When I was arrested, policeman started beating me on the road and I was covered in blood by the torture at the hands of India’s Central Reserve Police Force (CRPF) troops. My head was repeatedly hit with a gun and I was beaten and dragged all the way to the police station.

At the police station, I was stripped of my clothing and was paraded naked onto the police station’s ground, all the while being beaten. Every official present tortured and abused me, a Sub- Inspector (SI) mocked me when he found a pen in my shirt, even the SHO (Station House Officer) and DSP (Deputy Superintendent of Police) took joy in my plight and were agents in my torture.

It wasn’t enough for them however, the DSP wrote AZAADI (freedom) on my genitals. They called for chilli powder and petrol. The chilli powder was rubbed into my wounds. The petrol injected into my veins. The wanted me to reveal names of stone-pelters, I was unaware of any. My legs became paralyzed after the injection and I could not move for two hours.

My throat was parched with thirst but my requests for water fell on deaf ears. After what seemed like an eternity, I was thrown behind bars where there were already two boys present, aged between 12-15 years.

The of my days of my incarceration fell into a monotonous routine, we were expected to mow lawns, clean the path leading to SHO’s house and in return for all the labour, we were given food that we were expected to pay from our own pockets.

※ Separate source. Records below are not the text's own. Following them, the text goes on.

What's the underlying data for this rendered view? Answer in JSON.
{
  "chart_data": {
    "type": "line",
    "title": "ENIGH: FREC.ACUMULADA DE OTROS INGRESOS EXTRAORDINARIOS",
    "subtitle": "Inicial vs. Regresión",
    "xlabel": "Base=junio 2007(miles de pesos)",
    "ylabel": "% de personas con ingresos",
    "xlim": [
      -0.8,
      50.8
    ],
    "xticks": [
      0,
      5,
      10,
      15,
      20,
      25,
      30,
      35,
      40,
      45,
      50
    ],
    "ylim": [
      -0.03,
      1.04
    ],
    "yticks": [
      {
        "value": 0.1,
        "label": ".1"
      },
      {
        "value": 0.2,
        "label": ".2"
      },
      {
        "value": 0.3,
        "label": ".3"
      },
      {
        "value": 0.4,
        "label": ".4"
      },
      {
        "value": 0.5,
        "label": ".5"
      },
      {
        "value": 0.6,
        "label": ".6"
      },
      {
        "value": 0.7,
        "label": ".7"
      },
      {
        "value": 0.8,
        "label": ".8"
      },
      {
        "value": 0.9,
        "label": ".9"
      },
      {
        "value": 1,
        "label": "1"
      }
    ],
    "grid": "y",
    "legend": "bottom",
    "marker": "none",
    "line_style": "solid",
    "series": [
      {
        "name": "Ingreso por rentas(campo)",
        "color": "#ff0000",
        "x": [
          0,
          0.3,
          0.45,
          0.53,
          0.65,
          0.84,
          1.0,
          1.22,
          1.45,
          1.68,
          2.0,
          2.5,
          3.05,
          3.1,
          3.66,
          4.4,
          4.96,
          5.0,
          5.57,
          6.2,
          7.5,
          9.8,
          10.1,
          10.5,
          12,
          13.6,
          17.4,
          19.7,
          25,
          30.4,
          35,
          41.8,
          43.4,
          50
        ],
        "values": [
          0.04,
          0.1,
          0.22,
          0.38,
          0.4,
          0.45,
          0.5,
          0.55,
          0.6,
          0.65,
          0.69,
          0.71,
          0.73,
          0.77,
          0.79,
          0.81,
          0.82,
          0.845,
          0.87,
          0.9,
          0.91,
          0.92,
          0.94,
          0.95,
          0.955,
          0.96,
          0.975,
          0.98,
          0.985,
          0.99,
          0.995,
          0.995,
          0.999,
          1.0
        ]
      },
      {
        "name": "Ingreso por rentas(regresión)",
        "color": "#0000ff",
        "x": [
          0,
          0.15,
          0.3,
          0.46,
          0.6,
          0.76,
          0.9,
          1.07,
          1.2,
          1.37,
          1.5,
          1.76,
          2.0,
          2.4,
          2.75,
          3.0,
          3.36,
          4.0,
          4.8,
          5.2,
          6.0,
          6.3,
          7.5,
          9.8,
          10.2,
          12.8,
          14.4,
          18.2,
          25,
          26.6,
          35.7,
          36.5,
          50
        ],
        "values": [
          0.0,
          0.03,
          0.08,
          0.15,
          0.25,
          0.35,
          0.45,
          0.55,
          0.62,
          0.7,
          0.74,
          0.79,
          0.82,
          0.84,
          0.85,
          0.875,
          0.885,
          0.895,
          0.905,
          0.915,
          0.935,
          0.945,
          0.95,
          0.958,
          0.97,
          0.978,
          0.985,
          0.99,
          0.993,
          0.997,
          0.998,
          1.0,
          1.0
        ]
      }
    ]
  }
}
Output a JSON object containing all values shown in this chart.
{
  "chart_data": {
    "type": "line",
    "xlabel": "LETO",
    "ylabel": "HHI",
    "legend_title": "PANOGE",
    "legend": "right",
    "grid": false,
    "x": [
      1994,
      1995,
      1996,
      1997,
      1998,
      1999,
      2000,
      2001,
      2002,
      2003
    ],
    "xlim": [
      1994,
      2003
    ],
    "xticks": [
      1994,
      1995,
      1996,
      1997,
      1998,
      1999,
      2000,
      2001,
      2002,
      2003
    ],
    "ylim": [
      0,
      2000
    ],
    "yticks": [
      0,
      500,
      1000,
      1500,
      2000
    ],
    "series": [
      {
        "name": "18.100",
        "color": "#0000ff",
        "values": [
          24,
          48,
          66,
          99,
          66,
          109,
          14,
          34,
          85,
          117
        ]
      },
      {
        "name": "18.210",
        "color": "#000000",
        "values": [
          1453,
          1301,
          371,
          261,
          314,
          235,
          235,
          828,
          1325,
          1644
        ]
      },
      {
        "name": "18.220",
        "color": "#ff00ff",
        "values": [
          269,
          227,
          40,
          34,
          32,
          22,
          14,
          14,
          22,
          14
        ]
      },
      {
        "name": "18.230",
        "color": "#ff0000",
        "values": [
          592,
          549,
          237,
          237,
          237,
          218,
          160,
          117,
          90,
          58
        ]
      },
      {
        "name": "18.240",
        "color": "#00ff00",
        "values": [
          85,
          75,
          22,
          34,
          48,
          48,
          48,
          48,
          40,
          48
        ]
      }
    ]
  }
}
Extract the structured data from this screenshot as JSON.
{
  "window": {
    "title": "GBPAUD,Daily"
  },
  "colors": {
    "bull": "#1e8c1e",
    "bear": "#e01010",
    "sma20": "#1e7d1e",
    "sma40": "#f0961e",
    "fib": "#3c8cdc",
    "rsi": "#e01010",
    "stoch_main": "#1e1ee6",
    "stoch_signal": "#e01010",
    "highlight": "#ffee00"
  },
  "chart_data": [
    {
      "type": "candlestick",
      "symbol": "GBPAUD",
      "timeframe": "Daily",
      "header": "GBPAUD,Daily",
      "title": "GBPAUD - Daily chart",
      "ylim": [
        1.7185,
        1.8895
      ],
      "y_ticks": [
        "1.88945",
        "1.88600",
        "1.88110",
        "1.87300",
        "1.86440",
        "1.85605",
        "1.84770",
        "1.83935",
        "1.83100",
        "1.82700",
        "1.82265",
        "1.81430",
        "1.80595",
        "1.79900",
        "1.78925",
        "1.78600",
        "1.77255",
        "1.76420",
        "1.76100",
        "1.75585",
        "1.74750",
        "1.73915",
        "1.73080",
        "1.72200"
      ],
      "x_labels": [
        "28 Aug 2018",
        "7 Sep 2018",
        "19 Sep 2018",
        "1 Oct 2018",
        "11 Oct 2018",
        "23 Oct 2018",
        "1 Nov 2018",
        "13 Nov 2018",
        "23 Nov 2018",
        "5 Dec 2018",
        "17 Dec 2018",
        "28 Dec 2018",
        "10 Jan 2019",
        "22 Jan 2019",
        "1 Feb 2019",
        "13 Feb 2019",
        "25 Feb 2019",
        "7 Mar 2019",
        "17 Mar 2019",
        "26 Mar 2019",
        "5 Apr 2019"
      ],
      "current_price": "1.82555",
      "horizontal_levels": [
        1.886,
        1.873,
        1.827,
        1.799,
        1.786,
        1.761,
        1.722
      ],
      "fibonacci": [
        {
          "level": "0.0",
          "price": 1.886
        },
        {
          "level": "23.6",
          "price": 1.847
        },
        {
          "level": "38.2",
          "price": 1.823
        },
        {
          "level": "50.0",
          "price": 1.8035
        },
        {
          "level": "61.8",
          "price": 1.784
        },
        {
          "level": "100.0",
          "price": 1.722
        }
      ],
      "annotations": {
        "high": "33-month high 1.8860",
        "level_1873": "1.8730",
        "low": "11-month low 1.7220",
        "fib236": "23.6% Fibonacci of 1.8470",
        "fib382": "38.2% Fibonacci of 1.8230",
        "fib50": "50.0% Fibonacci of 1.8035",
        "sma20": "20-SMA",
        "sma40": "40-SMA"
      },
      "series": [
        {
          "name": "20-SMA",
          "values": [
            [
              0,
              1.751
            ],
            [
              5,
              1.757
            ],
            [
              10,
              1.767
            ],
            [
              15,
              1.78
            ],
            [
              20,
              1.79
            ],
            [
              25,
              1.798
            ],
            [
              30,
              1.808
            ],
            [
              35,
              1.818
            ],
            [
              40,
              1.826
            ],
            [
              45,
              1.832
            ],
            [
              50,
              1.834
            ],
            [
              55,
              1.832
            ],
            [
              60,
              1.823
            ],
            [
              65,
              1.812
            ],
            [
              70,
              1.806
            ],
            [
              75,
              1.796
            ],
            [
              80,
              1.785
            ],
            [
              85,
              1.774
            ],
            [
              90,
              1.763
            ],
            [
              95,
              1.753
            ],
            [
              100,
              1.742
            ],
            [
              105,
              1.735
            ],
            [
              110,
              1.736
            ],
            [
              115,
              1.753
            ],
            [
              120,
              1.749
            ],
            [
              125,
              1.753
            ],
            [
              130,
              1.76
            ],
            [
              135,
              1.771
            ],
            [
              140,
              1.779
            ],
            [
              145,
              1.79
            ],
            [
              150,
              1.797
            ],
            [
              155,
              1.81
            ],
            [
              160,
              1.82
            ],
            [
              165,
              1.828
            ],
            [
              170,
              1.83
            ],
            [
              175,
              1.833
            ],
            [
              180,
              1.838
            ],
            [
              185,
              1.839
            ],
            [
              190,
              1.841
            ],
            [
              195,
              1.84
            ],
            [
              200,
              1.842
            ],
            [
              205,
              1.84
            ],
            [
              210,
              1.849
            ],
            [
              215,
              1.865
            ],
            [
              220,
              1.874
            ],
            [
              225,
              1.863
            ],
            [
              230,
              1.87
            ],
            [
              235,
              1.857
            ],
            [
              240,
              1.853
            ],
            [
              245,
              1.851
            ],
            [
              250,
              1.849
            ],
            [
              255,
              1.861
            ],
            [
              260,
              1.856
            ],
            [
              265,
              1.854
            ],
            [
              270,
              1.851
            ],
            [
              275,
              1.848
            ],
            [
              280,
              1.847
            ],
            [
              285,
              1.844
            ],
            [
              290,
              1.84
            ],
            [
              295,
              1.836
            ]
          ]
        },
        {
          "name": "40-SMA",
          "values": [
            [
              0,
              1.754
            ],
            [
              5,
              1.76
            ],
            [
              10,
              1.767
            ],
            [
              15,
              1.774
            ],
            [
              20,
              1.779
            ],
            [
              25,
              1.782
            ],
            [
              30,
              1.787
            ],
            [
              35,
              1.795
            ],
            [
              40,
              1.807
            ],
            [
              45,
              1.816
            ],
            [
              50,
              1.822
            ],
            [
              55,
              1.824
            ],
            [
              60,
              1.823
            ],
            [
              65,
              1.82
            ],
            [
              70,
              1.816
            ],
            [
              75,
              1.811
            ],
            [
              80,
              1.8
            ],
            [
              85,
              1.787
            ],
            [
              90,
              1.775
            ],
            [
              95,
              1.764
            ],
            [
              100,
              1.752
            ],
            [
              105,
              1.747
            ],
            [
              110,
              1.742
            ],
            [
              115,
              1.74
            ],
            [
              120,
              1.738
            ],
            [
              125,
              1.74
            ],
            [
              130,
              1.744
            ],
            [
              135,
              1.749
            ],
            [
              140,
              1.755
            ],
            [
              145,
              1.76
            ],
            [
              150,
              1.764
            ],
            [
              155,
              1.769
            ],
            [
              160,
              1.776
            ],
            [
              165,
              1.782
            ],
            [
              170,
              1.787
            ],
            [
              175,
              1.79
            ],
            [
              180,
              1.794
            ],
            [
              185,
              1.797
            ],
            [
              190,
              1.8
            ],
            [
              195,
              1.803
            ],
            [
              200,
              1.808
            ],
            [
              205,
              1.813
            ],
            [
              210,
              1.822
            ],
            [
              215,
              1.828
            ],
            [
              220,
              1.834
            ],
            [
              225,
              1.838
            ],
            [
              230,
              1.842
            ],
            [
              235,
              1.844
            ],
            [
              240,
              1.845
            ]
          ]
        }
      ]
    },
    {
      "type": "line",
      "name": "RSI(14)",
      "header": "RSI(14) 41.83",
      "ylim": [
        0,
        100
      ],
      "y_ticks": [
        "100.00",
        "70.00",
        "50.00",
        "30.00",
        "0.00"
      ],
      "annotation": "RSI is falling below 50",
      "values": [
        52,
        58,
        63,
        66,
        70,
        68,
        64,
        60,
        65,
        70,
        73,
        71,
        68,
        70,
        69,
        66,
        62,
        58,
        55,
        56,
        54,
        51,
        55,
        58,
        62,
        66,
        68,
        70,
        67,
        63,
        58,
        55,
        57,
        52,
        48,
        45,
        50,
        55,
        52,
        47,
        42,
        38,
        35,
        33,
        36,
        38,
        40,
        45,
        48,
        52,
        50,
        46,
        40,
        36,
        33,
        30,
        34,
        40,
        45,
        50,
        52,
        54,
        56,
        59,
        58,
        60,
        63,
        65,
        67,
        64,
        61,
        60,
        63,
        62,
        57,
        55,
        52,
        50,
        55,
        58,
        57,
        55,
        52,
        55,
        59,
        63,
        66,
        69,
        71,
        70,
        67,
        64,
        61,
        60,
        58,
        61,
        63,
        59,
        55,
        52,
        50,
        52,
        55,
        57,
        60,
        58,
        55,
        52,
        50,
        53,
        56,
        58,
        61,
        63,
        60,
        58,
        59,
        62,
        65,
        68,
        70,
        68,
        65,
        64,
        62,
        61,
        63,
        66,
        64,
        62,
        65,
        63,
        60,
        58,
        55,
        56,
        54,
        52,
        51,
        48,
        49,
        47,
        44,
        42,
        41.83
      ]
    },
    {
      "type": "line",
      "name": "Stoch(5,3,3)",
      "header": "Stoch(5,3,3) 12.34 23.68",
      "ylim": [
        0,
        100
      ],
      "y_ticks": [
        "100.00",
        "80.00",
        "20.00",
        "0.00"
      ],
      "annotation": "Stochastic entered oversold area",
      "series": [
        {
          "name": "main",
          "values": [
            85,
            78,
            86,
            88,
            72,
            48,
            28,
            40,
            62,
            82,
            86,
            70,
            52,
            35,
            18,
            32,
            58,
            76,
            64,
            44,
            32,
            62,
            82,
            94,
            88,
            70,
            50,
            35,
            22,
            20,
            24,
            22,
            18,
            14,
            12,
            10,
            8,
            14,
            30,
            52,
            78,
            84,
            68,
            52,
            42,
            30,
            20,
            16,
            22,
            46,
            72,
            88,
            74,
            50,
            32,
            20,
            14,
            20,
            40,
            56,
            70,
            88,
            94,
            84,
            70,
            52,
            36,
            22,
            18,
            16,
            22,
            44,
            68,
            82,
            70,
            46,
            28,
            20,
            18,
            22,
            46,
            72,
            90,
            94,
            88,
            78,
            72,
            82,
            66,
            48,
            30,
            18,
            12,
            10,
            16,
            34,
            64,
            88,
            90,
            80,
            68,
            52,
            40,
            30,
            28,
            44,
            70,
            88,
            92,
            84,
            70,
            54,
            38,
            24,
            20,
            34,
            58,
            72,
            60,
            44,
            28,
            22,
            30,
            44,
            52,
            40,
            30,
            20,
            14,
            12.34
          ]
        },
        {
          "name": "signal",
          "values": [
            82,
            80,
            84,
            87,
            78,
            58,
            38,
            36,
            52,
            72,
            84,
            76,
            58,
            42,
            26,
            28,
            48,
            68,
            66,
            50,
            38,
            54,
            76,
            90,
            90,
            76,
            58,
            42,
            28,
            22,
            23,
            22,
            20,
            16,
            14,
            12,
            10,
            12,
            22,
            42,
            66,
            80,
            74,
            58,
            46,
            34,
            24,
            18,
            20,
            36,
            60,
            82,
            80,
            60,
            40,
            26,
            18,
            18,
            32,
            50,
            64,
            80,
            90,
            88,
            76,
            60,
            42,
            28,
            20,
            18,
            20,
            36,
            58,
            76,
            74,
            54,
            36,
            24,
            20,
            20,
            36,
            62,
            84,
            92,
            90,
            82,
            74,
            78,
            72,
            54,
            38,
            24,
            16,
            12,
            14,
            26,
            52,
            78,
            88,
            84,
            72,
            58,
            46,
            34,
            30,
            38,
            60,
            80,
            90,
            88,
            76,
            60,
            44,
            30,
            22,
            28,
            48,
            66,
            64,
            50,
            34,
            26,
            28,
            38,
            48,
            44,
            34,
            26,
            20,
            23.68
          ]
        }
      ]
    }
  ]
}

Our parents and relatives were not allowed to meet us easily, if at all. My father was intimated by police to leave his government job. One time parents of a stone pelter visited the police station and were beaten up ruthlessly by the officials present.

My legal rights were snatched, I had a sensitive scar on my head for which I requested the officers to permit me to visit a hospital, the SHO made me come back dozens of time after which, in the middle of a night, I was taken to a clinic for a checkup.

Specific reference to the right to a good condition adequate for the health and well-being of all is recognised in the Universal Declaration of Human Rights. The International Covenant on Economic, Social and Cultural Rights (ICESR) furthermore states that prisoners have a right to the highest attainable standard of physical and mental health.

But these rights are only in books in the occupied Kashmir, when I was arrested I was subjected to a medical examination after 12 days of detention. My memo arrest was presented in court after two months and I was not permitted to meet anyone during those 19 days.



The writer is a law student at the Kashmir University in Srinagar.